Technology

iPod vs. Creative Zen

Precisely one year ago, I wrote a post called iMadness, in which I celebrated the marketing and design coup of Apple in the portable music arena. At the time, I was certain that I would never buy an iPod, a certainty that hasn’t mellowed a jot with age. I still think they’re overpriced, overrated, and a little too precious and trendy for my tastes.

Recently, I decided that it would be great to listen to my favorite tunes while working out at the gym. While my phone has full mp3 capability, its player is rather pedestrian, playing music at only 128KB, nothing at all like the 190KB you get from AAC or mp3 encoding through iTunes.

Since I’m retiring my fabulous phone in a few months, and will replace it with something that has a richer music application, I decided to explore low-cost alternatives to get me through my music jones for the next several weeks. I looked at everything from iRiver, Creative, Samsung, Apple, and SanDisk. My criterion was simple and straightforward: I refuse to pay more than $100 for a piece of common technology that does really only one thing: serve sound. Market demand, thanks in no small part to those elitists in Cupertino, has brought prices to disproportionately high levels. Creative’s Zen Micro, at only 8GB, is roughly $250, which is undeniably absurd when you get the same thing, with much greater capacity, from Apple. iRiver and Samsung’s products bored me, or their industrial design left (too) much to the user’s imagination.

Ah, but Creative has a junior flash device, the Zen Nano, with only 512MB, that fit my bill completely. You see, I’m not the kind of music consumer who has to have decades of music packed onto one device. I love music, but I don’t obsess about its portability that way. I need only to carry seven or eight albums of music, or the equivalent thereof, to get me through my [insert task here]. iPod purists will no doubt blanch at the prospect of such a miniscule storage medium, with their vast drives. Make Steve Jobs rich. What do I care?

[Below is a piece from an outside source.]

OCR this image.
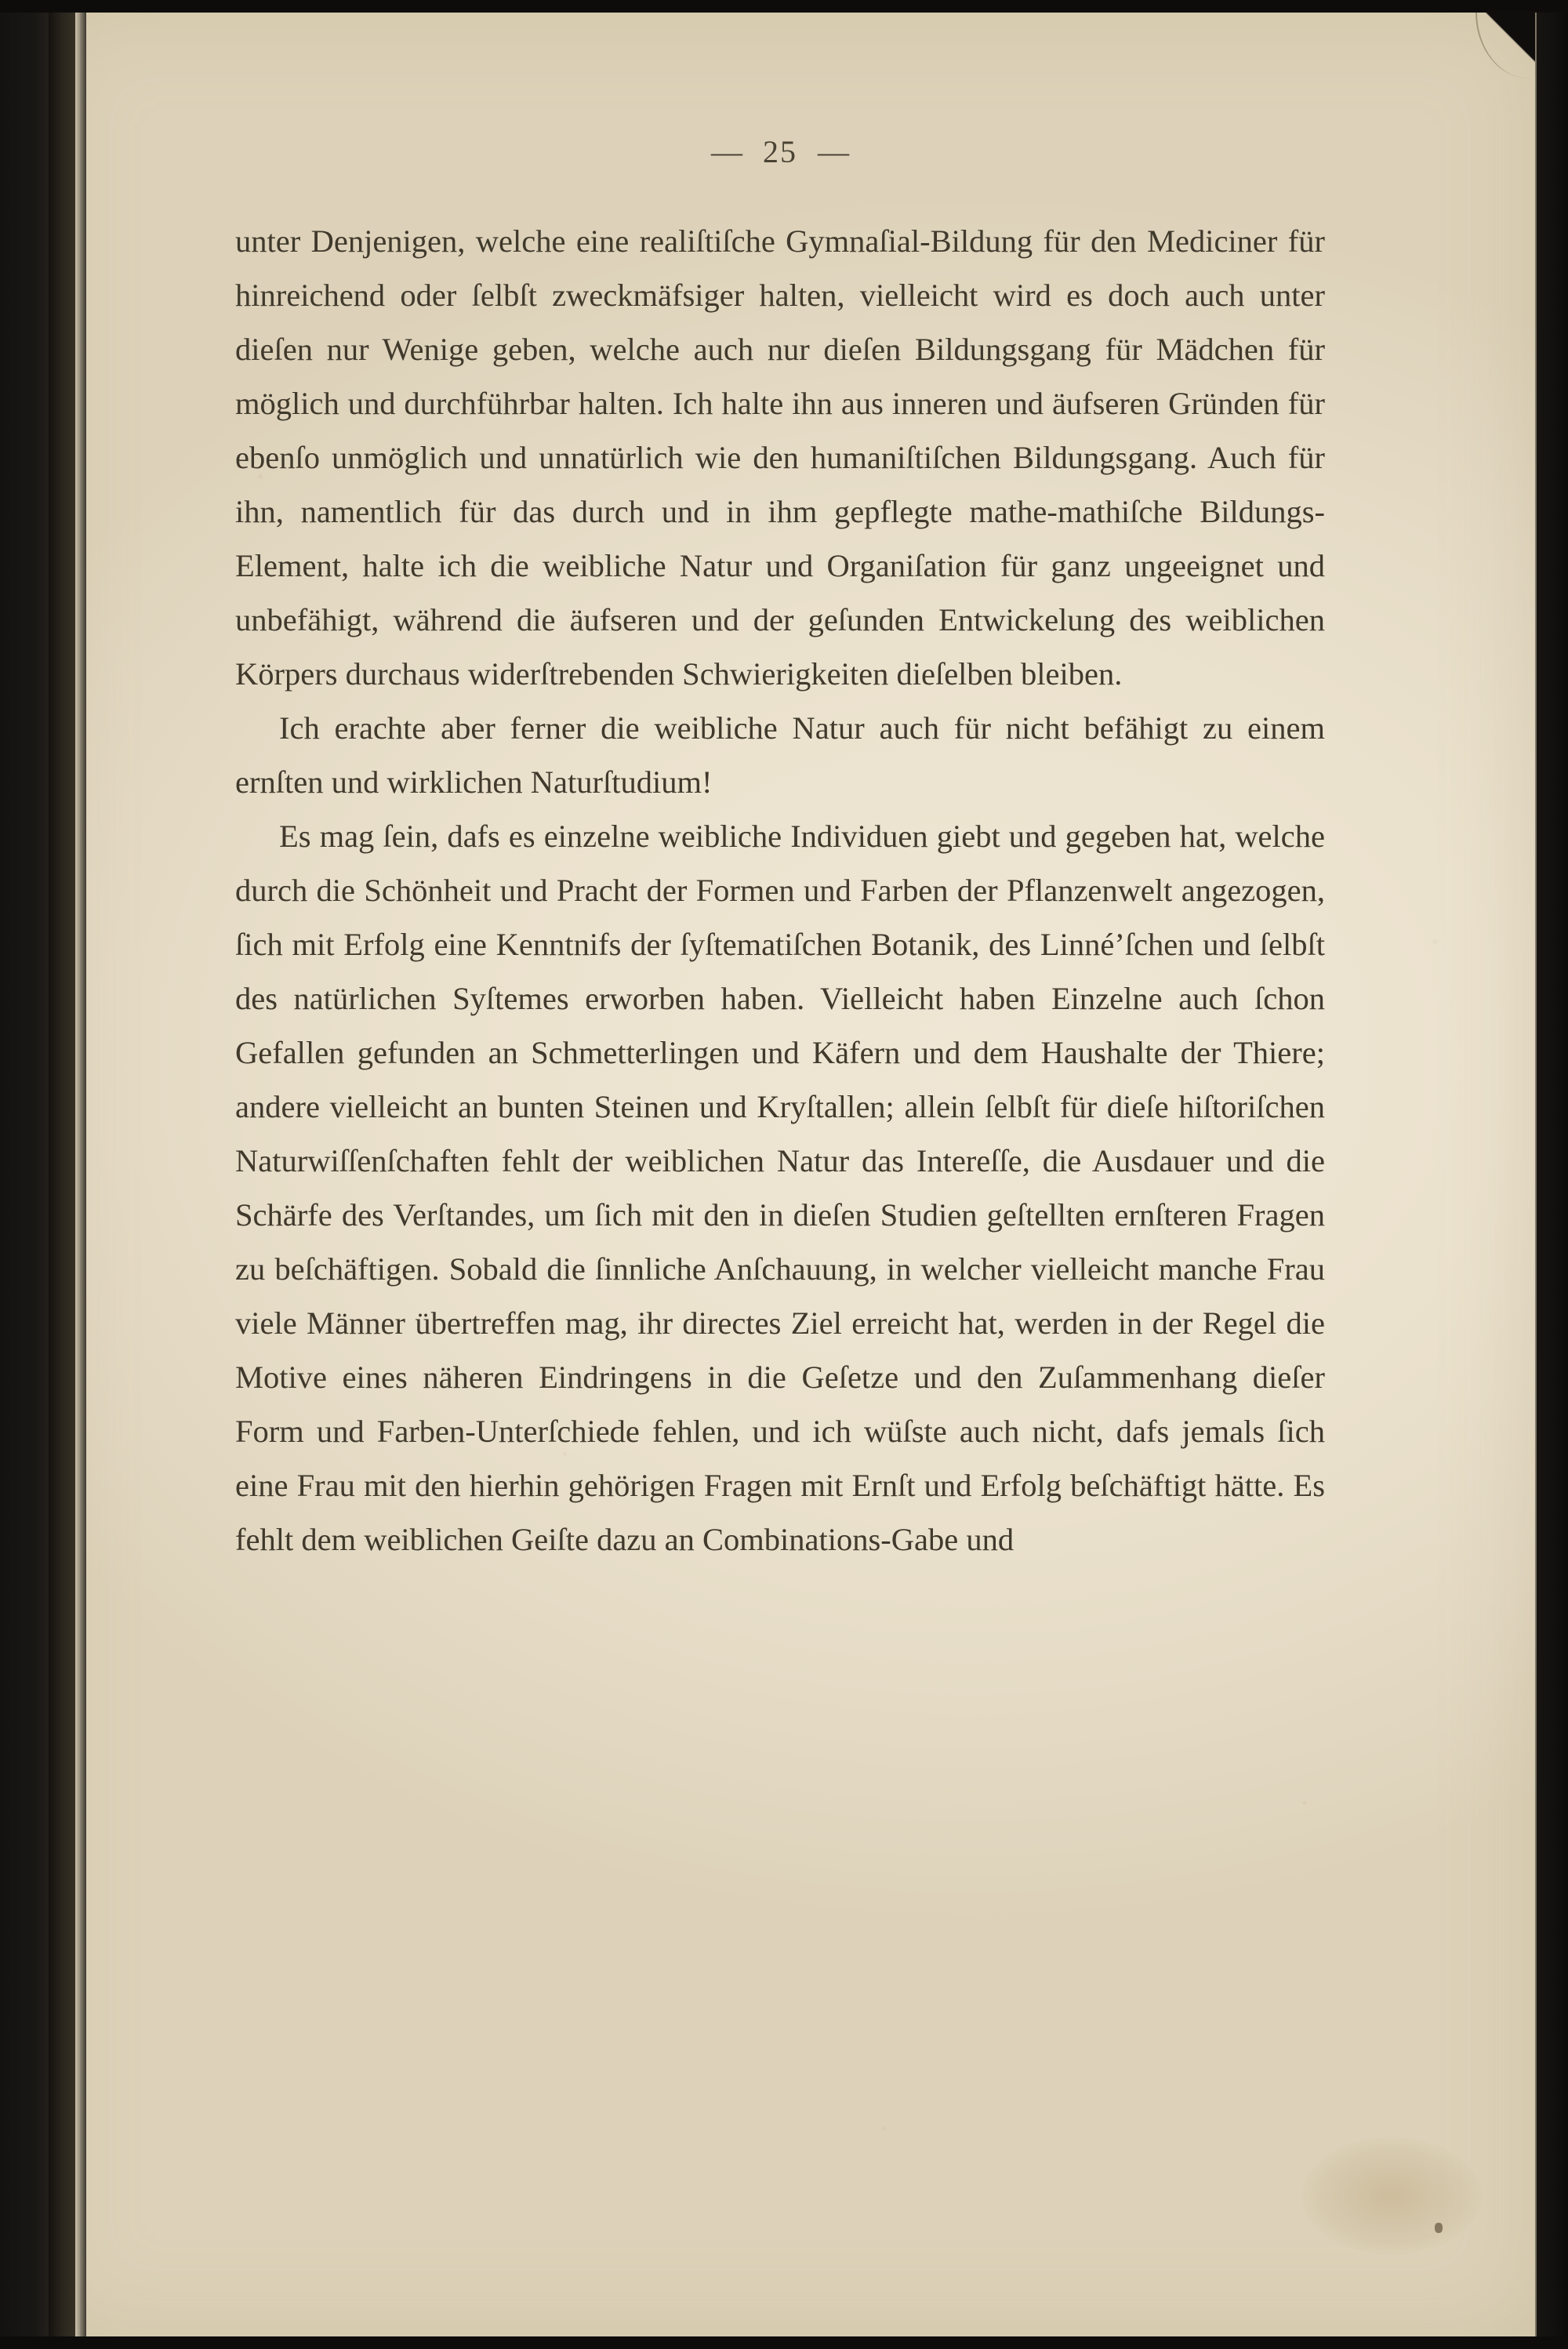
— 25 —

unter Denjenigen, welche eine realiſtiſche Gymnaſial-Bildung für den Mediciner für hinreichend oder ſelbſt zweckmäfsiger halten, vielleicht wird es doch auch unter dieſen nur Wenige geben, welche auch nur dieſen Bildungsgang für Mädchen für möglich und durchführbar halten. Ich halte ihn aus inneren und äufseren Gründen für ebenſo unmöglich und unnatürlich wie den humaniſtiſchen Bildungsgang. Auch für ihn, namentlich für das durch und in ihm gepflegte mathe-mathiſche Bildungs-Element, halte ich die weibliche Natur und Organiſation für ganz ungeeignet und unbefähigt, während die äufseren und der geſunden Entwickelung des weiblichen Körpers durchaus widerſtrebenden Schwierigkeiten dieſelben bleiben.

Ich erachte aber ferner die weibliche Natur auch für nicht befähigt zu einem ernſten und wirklichen Naturſtudium!

Es mag ſein, dafs es einzelne weibliche Individuen giebt und gegeben hat, welche durch die Schönheit und Pracht der Formen und Farben der Pflanzenwelt angezogen, ſich mit Erfolg eine Kenntnifs der ſyſtematiſchen Botanik, des Linné’ſchen und ſelbſt des natürlichen Syſtemes erworben haben. Vielleicht haben Einzelne auch ſchon Gefallen gefunden an Schmetterlingen und Käfern und dem Haushalte der Thiere; andere vielleicht an bunten Steinen und Kryſtallen; allein ſelbſt für dieſe hiſtoriſchen Naturwiſſenſchaften fehlt der weiblichen Natur das Intereſſe, die Ausdauer und die Schärfe des Verſtandes, um ſich mit den in dieſen Studien geſtellten ernſteren Fragen zu beſchäftigen. Sobald die ſinnliche Anſchauung, in welcher vielleicht manche Frau viele Männer übertreffen mag, ihr directes Ziel erreicht hat, werden in der Regel die Motive eines näheren Eindringens in die Geſetze und den Zuſammenhang dieſer Form und Farben-Unterſchiede fehlen, und ich wüſste auch nicht, dafs jemals ſich eine Frau mit den hierhin gehörigen Fragen mit Ernſt und Erfolg beſchäftigt hätte. Es fehlt dem weiblichen Geiſte dazu an Combinations-Gabe und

Creative’s Zen Nano is a coup of simplicity. It’s the size of a Matchbox car, with a bright, readable LED, a very simple and user-friendly navigation system, and options that don’t try to be fancy. Using iTunes, I generate 190KB mp3 files to my hard drive, and then copy them to folders on the Zen. Ecco la. I get audio richness and depth that reproduces splendidly on desktop speakers, and sound damned good through my teeny weeny Sony headphones. $89, don’t you know.